INTERVIEW – L’économiste, proche d’Emmanuel Macron, est à la tête d’un groupe d’experts chargé de réécrire les programmes de sciences économiques et sociales. Il assure, aux « Echos » vouloir mener des « débats sans tabou et sans a priori ».

Vous allez présider un groupe d’experts pour réécrire les programmes de sciences économiques et sociales. Avec quel objectif ?

On ne va pas faire table rase du passé. Les programmes existent et ils contiennent beaucoup de bonnes choses. Mais il y a, en France, un problème d’inculture économique. Je l’ai ressenti très fortement durant la campagne présidentielle : ce sentiment que nos concitoyens étaient perméables à des raisonnements économiques outrancièrement erronés, sans esprit critique. Il y a un manque d’éducation économique de notre population. Cette inculture concerne jusqu’aux écrivains et autres personnalités de l’intelligentsia qui interviennent régulièrement à la télévision : dès qu’ils parlent d’économie, le propos devient moins pertinent.

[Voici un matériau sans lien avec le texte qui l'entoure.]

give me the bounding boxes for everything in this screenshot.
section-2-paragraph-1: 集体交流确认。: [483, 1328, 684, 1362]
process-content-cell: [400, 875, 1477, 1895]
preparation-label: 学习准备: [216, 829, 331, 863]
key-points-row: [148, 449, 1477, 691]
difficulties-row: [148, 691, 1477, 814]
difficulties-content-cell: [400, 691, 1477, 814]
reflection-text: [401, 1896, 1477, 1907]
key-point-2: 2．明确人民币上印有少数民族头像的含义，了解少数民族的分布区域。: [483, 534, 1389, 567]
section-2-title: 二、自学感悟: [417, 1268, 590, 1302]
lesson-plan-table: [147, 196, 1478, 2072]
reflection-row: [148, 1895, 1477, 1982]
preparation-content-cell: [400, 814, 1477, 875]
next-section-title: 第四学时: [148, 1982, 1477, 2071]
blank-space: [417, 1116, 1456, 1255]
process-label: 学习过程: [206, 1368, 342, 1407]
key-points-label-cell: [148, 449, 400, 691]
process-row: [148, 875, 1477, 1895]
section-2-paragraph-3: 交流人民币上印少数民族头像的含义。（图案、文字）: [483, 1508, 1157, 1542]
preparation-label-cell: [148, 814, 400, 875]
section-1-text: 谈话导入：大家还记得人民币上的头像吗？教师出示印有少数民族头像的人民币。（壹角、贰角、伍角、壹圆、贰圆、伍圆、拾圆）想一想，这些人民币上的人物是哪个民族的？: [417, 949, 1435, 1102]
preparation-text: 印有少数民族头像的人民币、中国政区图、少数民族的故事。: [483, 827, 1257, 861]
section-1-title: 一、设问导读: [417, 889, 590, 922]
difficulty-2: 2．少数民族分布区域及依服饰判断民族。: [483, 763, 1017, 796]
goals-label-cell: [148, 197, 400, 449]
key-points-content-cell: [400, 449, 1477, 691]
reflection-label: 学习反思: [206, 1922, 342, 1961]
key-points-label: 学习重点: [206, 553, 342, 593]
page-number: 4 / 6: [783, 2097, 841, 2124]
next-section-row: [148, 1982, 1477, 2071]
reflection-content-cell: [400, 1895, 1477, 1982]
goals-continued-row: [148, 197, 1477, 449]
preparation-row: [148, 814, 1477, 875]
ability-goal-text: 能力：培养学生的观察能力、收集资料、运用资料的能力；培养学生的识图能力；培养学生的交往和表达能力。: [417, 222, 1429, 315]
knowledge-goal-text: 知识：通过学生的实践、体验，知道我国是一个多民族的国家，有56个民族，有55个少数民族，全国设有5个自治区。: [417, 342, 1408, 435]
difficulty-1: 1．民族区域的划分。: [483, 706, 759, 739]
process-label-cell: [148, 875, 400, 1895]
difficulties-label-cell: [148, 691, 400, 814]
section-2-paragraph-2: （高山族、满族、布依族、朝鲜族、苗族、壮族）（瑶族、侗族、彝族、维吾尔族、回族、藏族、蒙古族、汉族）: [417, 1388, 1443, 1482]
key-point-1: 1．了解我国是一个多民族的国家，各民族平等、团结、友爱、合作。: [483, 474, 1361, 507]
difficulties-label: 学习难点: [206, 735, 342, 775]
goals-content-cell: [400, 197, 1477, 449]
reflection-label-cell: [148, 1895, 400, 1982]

Il faut donc former des citoyens du monde qui comprennent les mécanismes économiques de base. Exemples : quelles seraient les conséquences économiques d’une sortie de l’euro ? Quels sont les effets directs et indirects d’une relance budgétaire ? Il faut que les mécanismes de base soient assimilés, comme dans les autres disciplines. Ensuite, on peut critiquer et comprendre pourquoi, par exemple, les marchés sont imparfaits. Mais il faut qu’un socle de base soit maîtrisé. Or, malheureusement, souvent, il ne l’est pas.

 

Vous disiez en 2017 : il faut une « évaluation rigoureuse » des programmes avant de les réformer. Allez-vous les évaluer ?

Nous n’allons pas prendre les programmes existants et les déchirer. Au contraire, nous allons nous appuyer sur les acquis et sur les réflexions menées par nos prédécesseurs. En particulier, le rapport Guesnerie [rapport de 2008 remis à l’ex-ministre Xavier Darcos, NDLR] contenait déjà d’excellentes idées qui ont été reprises. Donc il y a déjà une base.

Notre motivation est d’améliorer les programmes en s’inspirant des bonnes pratiques internationales et avec le souci permanent de motiver et d’intéresser les élèves : chaque sujet étudié devra être imprégné du dialogue entre l’empirique et la théorie, de sorte que les lycéens puissent lire un journal, comprendre ce qui se passe autour d’eux et que ceux qui veulent poursuivre en économie dans l’enseignement supérieur puissent le faire parce qu’ils auront des bases solides. On veut également que l’élève comprenne la différence entre une corrélation et un lien de causalité. Enfin, il y a un aspect ludique dans l’enseignement de l’économie – notamment lorsqu’on étudie les interactions stratégiques – qui est très important.

Est-ce possible de former les lycéens comme vous le souhaitez, avec 1 h 30 par semaine de sciences économiques et sociales en seconde ?

Tout sera débattu au sein de notre groupe et en relation constante avec les associations de professeurs de sciences économiques et sociales. Il est évident que ce que l’on peut faire avec 1 h 30 par semaine est relativement limité. Mais déjà on peut sensibiliser les élèves aux grandes questions et aux tendances historiques de l’économie. Et les introduire à certaines notions dont on parle dans les journaux : taux d’intérêt, taux de change, taux de chômage, mesures d’inégalités, déficits et dette, etc.

Des critiques se font entendre sur la présence, dans le groupe d’experts, de représentants de l’Académie des sciences morales et politiques – très critique avec les sciences économiques et sociales. Cela ne risque-t-il pas de crisper le débat ?

C’est un groupe diversifié, avec des éclairages et des expériences très complémentaires. Ce que je souhaite, c’est un processus constructif, avec des débats sans tabou et sans a priori, avec ce souci commun de former des citoyens capables de raisonner par eux-mêmes, de comprendre le monde dans lequel ils évoluent, et qu’ils soient bien préparés pour poursuivre des études supérieures. Je tiens beaucoup à maintenir un contact permanent avec les associations d’enseignants, car toutes ont une expérience très précieuse à apporter. Au final, ce seront aux professeurs de mettre en oeuvre ce programme : il faudra donc qu’ils se l’approprient en étant associés étroitement à sa conception.

Comprenez-vous les craintes de « démembrement » des sciences économiques et sociales de certains enseignants ?

Je les comprends et les respecte mais, précisément, mon objectif en engageant ce travail est de les rassurer en produisant le matériel pédagogique le meilleur possible pour appuyer leurs enseignements. A l’intérieur du cadre proposé, on peut faire quelque chose de très bien.